4 Temmuz 2012 Çarşamba

Leyla ile Mecnun

-Gitti işte! Sanki böyle buram acıyo gibi.. Sanki buram çok acıyo gibi oldu şimdi.. Bu acı geçiyo mu?

- Evlat bak. Hayat zaten acılarla dolu. Tatlı tarafları da var ama yani hayat genelde acı.. Ama bu acıları yaşamak gerekiyor.  Yani aslında bu acıları yaşadığın zaman sen güçlü oluyorsun.


- Ama ben güçlü olmak istemiyorum ki ben şekerpareyi istiyorum.!


- Gitti işte.. Niye gitti ki? Gitmeseydi noolurdu ki nolurdu, noolurdu yani?

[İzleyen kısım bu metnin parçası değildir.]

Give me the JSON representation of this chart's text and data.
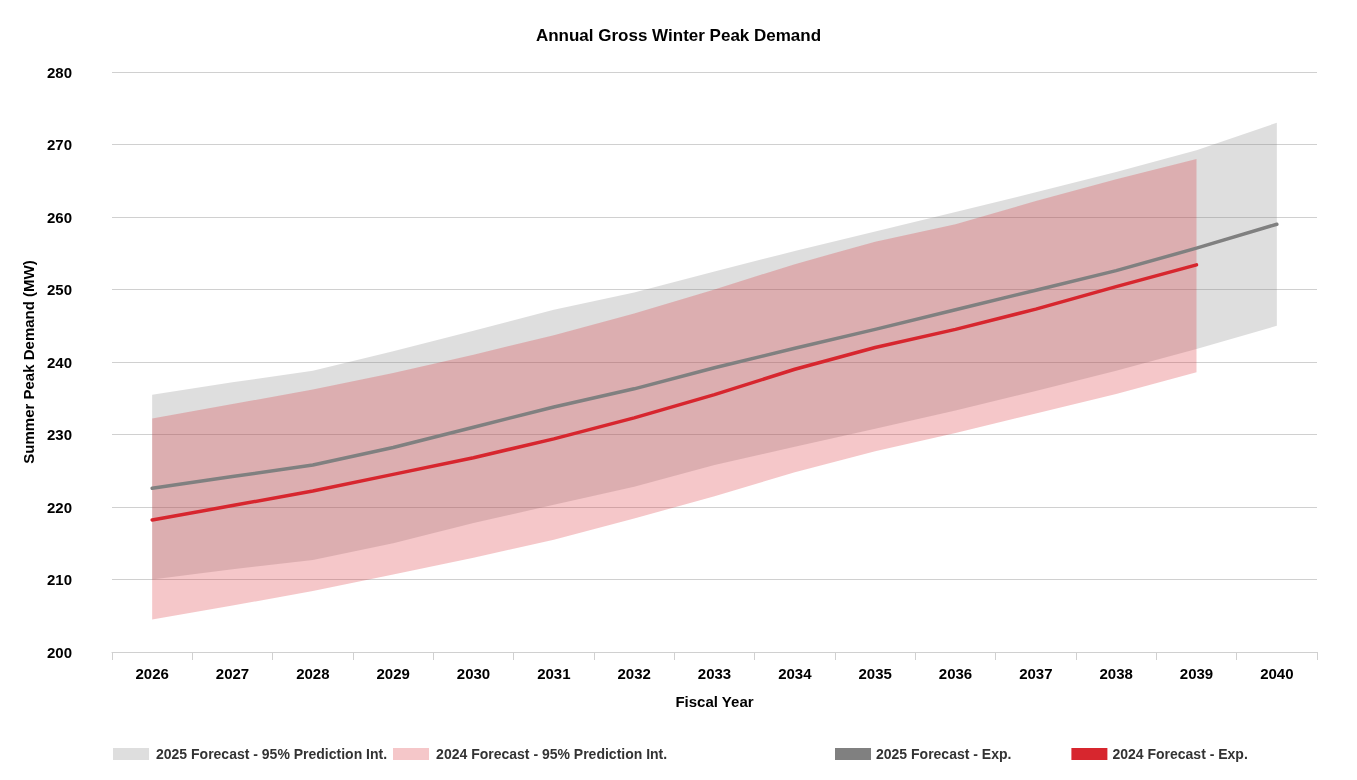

- Gitsin ya yürüsün gitsin.

 Gitmeyince de olmuyor.. Geliyor yine olmuyor..

- Ama ben onu çok sevdim.

 Ne güzel gözleri vardı ama dimi? Kocaman gözleri vardı.
 Ben daha ona seni seviyorum demeden, sevdiğimi söylemeden gitti.
 Anlamış mıdır acaba benim onu sevdiğimi o?

- Anlamıştır abi işte ceketini aldı..


- O yüzden mi gitti?


- O yüzden gitmedi de..


- Gitti işte...



*25 Haziranda biraz daha kirlendim.

*Bir senelik miktar ebatında şeyler öğrendim.

*Öğrendiklerimi çoğu sınavda unuttum.


*Kainattaki  yirmi yedinci yılımı da umarak geçirdim.. Umduğum değilde korktuğum başıma geldi yine.


*Ve sen beni ne çok sevdin yalnızlık.. Düşmedin yakamdan..


*Hoş geldin yirmi sekizinci yaşım; bir yeni umduğum.. ve yine sen mi geldin yalnızlığım..? Nerede kaldınız hayal kırıklıklarım..?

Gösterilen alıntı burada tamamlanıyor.